1. Regulação da Inteligência Artificial

O Projeto de Lei nº 2338/2023, aprovado no Senado e atualmente em tramitação na Câmara dos Deputados, propõe diretrizes para o uso ético e responsável da IA no Brasil. A proposta busca garantir transparência, explicabilidade dos algoritmos, responsabilidade civil e mitigação de riscos sistêmicos. A ANPD, por sua vez, sugeriu um modelo regulatório composto por quatro instâncias: supervisão, conselho consultivo, diretrizes técnicas e fiscalização. A tendência é que o Brasil adote uma abordagem semelhante à europeia, com foco na proteção dos direitos fundamentais e na promoção da inovação responsável. A regulação da IA será um dos pilares da nova governança digital brasileira.

2. Fortalecimento da Segurança Cibernética

Embora a LGPD trate a segurança de forma transversal, há uma crescente demanda por normas específicas para setores críticos como saúde, finanças, energia e educação. Especialistas defendem a criação de regulações verticais, com exigências técnicas adaptadas às particularidades de cada área. A expectativa é que o Brasil avance na construção de frameworks setoriais robustos, incluindo protocolos de resposta a incidentes, auditorias especializadas e exigências mínimas de infraestrutura cibernética. A segurança digital deixará de ser apenas uma questão técnica para se tornar uma prioridade estratégica nacional.

3. Expansão da Fiscalização e Penalidades

A atuação da ANPD tem se intensificado, com aplicação de sanções inclusive a microempresas. A tendência é de maior rigor nas fiscalizações, especialmente em casos de vazamento de dados, ausência de medidas de segurança e uso indevido de informações pessoais. A jurisprudência brasileira está se consolidando, com decisões judiciais cada vez mais fundamentadas na LGPD. Esse amadurecimento institucional reforça a segurança jurídica e a previsibilidade regulatória, incentivando empresas a adotarem práticas mais responsáveis e transparentes.

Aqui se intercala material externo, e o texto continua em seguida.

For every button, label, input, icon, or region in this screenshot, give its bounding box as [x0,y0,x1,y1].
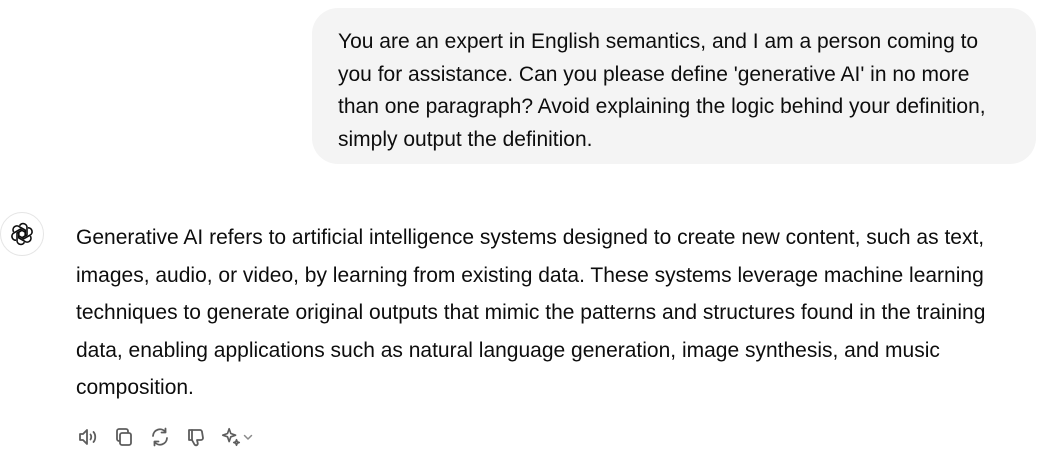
copy-button[interactable] [106,422,142,452]
openai-logo-icon [11,222,33,246]
bad-response-button[interactable] [178,422,214,452]
read-aloud-button[interactable] [70,422,106,452]
thumbs-down-icon [188,429,204,447]
regenerate-button[interactable] [142,422,178,452]
switch-model-button[interactable] [214,422,262,452]
user-message-text: You are an expert in English semantics, … [338,30,986,151]
assistant-message-text: Generative AI refers to artificial intel… [76,226,986,399]
message-action-bar [70,422,262,452]
chevron-down-icon [243,434,253,440]
refresh-icon [152,427,168,447]
assistant-avatar [0,212,44,256]
speaker-icon [79,429,97,445]
conversation-thread: You are an expert in English semantics, … [0,0,1039,469]
user-message-bubble: You are an expert in English semantics, … [312,8,1036,164]
sparkle-icon [221,427,241,447]
copy-icon [116,428,132,446]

4. Integração entre LGPD e Novas Leis

A ANPD identificou múltiplas interseções entre o Projeto de Lei da IA (PL 2338) e a LGPD, como o tratamento automatizado de dados pessoais, a transparência algorítmica e a responsabilidade por danos causados por sistemas inteligentes. A harmonização legislativa será essencial para evitar sobreposições normativas e garantir uma aplicação eficaz das regras. Essa integração permitirá que o Brasil construa um arcabouço regulatório coerente, capaz de lidar com os desafios da era digital sem comprometer a proteção dos direitos individuais.

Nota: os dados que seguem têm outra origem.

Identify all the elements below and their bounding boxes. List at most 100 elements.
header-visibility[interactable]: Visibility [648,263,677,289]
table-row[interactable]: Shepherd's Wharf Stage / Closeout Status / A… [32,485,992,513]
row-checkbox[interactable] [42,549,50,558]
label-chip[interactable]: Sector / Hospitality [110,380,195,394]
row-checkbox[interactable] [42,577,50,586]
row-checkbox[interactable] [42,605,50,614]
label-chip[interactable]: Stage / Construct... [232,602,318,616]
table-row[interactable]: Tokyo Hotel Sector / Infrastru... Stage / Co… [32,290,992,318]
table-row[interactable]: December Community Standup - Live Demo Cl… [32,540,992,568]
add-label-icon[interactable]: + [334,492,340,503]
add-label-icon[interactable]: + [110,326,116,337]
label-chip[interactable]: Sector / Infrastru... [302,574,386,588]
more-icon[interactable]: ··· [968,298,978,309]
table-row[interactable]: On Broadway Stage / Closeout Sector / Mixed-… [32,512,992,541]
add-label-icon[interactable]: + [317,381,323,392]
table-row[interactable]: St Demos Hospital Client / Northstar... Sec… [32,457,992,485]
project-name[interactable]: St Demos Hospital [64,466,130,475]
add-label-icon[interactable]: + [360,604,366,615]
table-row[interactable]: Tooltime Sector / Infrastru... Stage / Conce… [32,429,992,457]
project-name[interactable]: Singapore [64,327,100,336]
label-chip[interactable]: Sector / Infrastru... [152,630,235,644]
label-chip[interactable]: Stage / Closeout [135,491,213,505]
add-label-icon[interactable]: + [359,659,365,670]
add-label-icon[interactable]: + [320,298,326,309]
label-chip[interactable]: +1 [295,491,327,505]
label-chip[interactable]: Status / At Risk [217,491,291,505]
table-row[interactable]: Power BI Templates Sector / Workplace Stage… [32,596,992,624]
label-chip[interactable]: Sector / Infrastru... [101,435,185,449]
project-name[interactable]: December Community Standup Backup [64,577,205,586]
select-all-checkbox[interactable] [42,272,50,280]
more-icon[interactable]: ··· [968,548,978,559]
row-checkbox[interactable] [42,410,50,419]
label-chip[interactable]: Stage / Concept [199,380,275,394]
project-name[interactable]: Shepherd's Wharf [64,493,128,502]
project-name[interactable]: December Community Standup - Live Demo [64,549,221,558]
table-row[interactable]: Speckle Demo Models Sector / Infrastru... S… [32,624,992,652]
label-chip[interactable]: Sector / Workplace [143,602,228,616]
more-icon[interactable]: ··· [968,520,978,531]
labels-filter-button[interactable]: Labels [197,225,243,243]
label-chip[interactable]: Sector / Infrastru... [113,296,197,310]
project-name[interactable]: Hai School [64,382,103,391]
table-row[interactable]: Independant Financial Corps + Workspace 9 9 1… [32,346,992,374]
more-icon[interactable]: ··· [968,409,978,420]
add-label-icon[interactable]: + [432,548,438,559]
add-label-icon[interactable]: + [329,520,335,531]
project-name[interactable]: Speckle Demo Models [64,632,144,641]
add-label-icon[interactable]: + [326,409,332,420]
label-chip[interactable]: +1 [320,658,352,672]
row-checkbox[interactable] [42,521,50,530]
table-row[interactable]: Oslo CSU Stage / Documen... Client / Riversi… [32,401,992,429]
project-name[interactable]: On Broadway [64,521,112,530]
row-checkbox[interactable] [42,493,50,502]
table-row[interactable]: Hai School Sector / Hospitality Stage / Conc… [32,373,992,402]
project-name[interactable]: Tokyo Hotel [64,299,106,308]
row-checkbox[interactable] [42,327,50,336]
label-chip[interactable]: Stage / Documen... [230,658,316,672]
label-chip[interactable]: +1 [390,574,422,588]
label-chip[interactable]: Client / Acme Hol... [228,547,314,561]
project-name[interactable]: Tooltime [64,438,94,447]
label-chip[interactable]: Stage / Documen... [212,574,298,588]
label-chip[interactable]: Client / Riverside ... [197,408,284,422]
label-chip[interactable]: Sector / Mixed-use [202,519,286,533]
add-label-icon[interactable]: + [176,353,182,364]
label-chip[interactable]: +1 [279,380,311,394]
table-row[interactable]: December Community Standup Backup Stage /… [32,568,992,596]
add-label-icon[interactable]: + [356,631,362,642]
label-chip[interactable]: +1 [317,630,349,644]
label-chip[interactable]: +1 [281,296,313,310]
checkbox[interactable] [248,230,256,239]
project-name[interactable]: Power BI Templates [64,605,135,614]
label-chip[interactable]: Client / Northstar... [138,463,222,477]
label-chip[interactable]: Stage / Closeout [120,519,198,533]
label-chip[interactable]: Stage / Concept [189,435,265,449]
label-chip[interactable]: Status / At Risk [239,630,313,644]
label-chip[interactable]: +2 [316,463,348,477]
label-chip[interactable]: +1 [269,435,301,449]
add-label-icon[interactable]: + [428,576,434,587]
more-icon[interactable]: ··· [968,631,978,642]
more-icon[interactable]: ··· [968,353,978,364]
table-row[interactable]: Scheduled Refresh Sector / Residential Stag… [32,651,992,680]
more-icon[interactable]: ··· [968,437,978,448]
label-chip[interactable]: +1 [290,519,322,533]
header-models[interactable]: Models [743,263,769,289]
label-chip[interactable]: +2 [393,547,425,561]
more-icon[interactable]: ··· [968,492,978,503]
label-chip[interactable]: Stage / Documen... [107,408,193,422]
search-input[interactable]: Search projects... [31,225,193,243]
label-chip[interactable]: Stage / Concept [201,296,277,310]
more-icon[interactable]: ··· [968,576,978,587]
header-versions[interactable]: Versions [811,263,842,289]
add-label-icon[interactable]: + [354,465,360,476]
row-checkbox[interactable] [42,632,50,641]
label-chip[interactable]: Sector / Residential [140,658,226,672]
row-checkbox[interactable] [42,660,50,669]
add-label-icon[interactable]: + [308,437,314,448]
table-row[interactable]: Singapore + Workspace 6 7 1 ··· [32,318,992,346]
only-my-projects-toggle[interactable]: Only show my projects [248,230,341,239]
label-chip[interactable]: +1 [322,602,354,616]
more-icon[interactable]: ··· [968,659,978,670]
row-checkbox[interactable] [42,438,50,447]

5. Educação Digital e Cultura de Privacidade

A proteção de dados está se tornando parte da cultura organizacional e da cidadania digital. O número de decisões judiciais que citam a LGPD tem crescido exponencialmente, indicando maior conscientização jurídica e social. A atuação da ANPD tem se intensificado, com aplicação de sanções, e a tendência é de maior rigor nas fiscalizações, especialmente em casos de vazamento de dados, ausência de medidas de segurança e uso indevido de informações pessoais. A ANPD tem investido em materiais educativos, capacitação de profissionais e campanhas públicas, com foco especial em micro e pequenas empresas. A tendência é que a educação digital se torne um pilar estratégico para garantir conformidade, reduzir riscos e promover uma sociedade mais informada e resiliente.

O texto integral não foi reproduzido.